Jede dritte Kirche, Gemeinde- und Pfarrimmobilie wird bald überflüssig sein. Das sind 40.000 Immobilien. Was geschieht dann mit den Gotteshäusern? Beispiele für kreative Umnutzungen – wenn der Denkmalschutz mitspielt. Immer mehr Menschen treten aus der Kirche aus, folglich werden sie immer leerer. Ist eine Gemeinde zu stark geschrumpft, wird sie mitunter mit einer Nachbargemeinde zusammengelegt. Die Kirche im eigenen Ort bleibt dann ungenutzt und wird irgendwann profaniert, also entweiht. Damit wird sie für nichtreligiöse Zwecke freigegeben. Mehr als 1000 Kirchengebäude sollen die Evangelische und Katholische Kirche in den vergangenen 30 Jahren aufgegeben haben.

 

Und die Zukunftsprognose sieht auch eher düster aus: Bundesweit wird jede dritte Kirche, Gemeinde- und Pfarrimmobilie bald überflüssig sein. Das berichtet die Hannoversche Allgemeine Zeitung. Was geschieht mit den leeren Kirchen? Kirchenrecht und Denkmalschutz reglementieren die Nutzungen. Manche werden daher einfach abgerissen. Anderswo klappt es mit der Nachnutzung und spannende Orte können entstehen. Ein paar Beispiele.

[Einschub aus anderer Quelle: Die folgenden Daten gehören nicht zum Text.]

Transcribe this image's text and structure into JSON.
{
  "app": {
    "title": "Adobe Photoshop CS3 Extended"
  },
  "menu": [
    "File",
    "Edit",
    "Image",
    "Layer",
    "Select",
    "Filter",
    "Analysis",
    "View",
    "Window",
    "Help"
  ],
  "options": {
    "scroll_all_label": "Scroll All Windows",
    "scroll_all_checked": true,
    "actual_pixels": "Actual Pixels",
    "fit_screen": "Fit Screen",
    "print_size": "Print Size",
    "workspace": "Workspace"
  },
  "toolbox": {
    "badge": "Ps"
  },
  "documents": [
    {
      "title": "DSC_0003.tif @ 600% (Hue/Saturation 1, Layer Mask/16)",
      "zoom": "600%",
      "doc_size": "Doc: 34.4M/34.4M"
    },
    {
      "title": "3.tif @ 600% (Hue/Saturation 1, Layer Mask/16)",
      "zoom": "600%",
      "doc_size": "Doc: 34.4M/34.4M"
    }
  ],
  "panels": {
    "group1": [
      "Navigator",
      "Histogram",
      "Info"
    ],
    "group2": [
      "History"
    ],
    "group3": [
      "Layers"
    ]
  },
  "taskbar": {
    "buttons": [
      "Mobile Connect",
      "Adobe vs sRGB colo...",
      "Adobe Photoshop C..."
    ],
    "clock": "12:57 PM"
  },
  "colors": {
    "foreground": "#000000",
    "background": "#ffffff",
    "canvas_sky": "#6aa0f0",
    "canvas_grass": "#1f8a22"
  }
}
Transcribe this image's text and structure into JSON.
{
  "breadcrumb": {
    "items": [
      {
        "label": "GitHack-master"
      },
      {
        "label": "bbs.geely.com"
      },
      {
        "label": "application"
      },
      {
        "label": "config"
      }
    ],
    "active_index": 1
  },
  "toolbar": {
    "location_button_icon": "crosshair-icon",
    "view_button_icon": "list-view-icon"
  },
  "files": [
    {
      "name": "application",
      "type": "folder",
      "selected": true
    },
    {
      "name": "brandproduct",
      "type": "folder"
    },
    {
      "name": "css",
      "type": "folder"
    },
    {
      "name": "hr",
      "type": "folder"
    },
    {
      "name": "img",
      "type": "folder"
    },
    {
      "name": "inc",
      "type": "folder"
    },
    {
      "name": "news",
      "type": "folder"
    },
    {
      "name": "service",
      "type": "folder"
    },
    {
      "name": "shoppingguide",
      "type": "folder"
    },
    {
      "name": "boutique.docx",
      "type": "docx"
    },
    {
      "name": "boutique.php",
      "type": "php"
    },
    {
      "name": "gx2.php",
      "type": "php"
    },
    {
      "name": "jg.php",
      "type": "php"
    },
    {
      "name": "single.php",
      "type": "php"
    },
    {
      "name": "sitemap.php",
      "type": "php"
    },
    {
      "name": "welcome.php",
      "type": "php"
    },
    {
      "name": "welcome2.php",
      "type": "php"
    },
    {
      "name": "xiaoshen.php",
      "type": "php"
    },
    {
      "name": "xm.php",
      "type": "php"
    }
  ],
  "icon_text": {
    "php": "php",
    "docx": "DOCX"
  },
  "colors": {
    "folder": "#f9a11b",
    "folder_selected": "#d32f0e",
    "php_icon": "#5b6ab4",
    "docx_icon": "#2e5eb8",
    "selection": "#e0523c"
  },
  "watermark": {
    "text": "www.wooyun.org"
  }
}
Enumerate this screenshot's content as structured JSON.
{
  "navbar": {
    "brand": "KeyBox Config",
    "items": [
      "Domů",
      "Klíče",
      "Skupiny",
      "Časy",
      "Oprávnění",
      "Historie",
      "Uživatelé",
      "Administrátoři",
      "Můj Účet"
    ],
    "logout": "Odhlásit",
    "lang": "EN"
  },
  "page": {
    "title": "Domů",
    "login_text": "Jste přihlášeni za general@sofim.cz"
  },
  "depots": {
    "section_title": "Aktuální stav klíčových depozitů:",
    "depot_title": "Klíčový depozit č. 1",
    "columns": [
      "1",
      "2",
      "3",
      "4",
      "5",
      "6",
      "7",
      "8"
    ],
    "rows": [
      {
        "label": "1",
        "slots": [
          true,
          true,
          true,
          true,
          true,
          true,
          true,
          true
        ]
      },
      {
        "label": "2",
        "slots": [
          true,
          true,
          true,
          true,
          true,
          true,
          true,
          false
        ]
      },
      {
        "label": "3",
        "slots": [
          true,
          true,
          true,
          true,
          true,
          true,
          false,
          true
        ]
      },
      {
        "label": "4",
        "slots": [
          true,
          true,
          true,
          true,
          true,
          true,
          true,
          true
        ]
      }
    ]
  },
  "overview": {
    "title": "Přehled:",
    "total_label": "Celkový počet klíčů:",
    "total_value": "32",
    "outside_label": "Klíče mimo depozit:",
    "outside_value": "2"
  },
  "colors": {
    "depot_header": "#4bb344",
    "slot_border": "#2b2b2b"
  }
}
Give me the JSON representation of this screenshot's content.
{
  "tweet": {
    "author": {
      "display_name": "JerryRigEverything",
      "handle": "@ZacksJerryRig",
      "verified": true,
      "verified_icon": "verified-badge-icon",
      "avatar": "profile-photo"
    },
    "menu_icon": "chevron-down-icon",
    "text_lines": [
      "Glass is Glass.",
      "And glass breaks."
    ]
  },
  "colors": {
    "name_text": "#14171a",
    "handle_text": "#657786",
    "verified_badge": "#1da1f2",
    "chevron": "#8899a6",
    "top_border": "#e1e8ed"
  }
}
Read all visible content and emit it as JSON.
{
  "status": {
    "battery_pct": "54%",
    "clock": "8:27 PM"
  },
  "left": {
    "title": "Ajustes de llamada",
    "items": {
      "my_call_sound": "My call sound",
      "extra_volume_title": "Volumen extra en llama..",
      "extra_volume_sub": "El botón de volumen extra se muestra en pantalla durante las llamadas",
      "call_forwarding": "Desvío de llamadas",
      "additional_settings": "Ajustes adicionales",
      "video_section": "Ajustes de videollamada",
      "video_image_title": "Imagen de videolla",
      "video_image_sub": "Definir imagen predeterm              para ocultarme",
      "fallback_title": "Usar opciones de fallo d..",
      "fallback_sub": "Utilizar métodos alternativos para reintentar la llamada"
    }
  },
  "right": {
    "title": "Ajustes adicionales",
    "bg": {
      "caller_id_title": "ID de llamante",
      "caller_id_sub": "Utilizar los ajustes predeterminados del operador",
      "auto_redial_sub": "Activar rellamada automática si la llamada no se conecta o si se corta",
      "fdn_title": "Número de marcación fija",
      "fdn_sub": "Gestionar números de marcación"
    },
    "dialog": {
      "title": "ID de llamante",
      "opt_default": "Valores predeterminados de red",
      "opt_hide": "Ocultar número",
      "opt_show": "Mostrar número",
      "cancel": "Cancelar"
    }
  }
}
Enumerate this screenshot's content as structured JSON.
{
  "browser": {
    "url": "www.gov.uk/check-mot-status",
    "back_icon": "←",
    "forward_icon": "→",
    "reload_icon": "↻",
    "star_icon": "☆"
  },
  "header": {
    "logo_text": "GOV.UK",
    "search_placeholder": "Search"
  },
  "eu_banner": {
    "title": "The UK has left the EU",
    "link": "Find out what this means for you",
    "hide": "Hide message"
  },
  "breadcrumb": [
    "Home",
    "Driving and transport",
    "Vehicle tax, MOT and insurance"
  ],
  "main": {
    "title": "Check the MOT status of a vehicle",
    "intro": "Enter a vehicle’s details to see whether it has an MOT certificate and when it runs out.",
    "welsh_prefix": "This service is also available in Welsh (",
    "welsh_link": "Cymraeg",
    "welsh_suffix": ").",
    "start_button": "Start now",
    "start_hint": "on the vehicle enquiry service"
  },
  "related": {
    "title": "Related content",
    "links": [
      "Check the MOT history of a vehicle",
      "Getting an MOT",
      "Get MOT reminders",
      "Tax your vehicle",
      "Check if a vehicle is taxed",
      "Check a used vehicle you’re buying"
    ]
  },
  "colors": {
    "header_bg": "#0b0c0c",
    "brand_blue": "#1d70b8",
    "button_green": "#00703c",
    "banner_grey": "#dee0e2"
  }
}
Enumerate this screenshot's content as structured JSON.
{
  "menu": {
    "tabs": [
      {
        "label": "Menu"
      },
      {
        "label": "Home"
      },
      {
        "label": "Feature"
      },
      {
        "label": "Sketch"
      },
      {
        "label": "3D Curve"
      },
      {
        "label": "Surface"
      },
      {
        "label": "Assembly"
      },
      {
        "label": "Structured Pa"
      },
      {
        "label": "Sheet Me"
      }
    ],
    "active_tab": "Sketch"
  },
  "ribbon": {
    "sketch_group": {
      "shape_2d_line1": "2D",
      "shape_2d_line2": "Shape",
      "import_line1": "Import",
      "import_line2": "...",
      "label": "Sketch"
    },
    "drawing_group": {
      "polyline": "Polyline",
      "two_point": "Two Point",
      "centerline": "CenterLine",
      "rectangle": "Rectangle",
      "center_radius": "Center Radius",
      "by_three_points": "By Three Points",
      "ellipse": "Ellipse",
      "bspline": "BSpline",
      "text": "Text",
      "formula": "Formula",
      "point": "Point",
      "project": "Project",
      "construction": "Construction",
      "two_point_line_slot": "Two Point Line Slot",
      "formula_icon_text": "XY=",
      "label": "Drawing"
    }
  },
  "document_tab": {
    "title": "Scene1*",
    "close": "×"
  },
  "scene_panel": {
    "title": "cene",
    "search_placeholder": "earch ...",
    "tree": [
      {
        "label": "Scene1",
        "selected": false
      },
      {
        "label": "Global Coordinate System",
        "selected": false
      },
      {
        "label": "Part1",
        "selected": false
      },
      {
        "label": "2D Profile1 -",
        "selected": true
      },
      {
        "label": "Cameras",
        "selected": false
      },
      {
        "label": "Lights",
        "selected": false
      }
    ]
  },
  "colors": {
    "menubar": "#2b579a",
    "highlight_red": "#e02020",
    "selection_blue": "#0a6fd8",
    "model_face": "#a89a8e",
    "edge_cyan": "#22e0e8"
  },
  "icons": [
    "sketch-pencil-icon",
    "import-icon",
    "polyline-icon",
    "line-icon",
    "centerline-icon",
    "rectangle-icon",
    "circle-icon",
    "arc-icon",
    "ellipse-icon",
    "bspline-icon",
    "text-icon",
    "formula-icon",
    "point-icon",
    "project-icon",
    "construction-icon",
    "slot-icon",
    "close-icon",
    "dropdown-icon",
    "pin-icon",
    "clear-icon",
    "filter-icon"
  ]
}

Auf eine „Erstiparty“ in die Kirche in Hannover

In der 1963 errichteten Gerhard-Uhlhorn-Kirche am Leineufer in Hannover-Linden wohnen heute Studentinnen und Studenten. Es ist das erste Studentenwohnheim in einer ehemaligen Kirche in ganz Deutschland. Die Kirche wurde schon 2013 entwidmet. Verkauft wurde sie allerdings erst 2016 und ab 2018 umgebaut zum Studentenwohnheim. Grund für den langen Leerstand waren die Vorlagen des Denkmalschutzes. Der Umbau zum Studentenwohnheim gelang nur durch ein Haus-in-Haus-Konzept, das den Charakter der Kirche auch innen bewahrt und den Ansprüchen des Denkmalschutzes genügt.

Hier hat die Umnutzung funktioniert – aber auch erst nach jahrelangen Versuchen: Die zum Studierendenwohnheim umgebaute Gerhard-Uhlhorn-Kirche in Hannover-Linden mit dem Kirchturm als „Zeigefinger Gottes“.

Hier hat die Umnutzung funktioniert – aber auch erst nach jahrelangen Versuchen: Die zum Studierendenwohnheim umgebaute Gerhard-Uhlhorn-Kirche in Hannover-Linden mit dem Kirchturm als „Zeigefinger Gottes“.

Zur Universität sind es nur wenige Minuten mit dem Fahrrad. Es gibt 27 Einzel-und Doppelzimmer und vier Sozialwohnungen. Dazu zwei Gemeinschaftsküchen und eine Dachterrasse. Der ehemalige Mittelgang der Kirche dient nun als Flur, an seinem Ende steht noch der Altar. Eine Gemeinschaftsküche befindet sich auf der ehemaligen Orgelempore. Als Sitzgelegenheiten dienen die alten Kirchenbänke. Das Christuskreuz an der Giebelwand ist noch vorhanden, wurde aber mit Tuch verhüllt.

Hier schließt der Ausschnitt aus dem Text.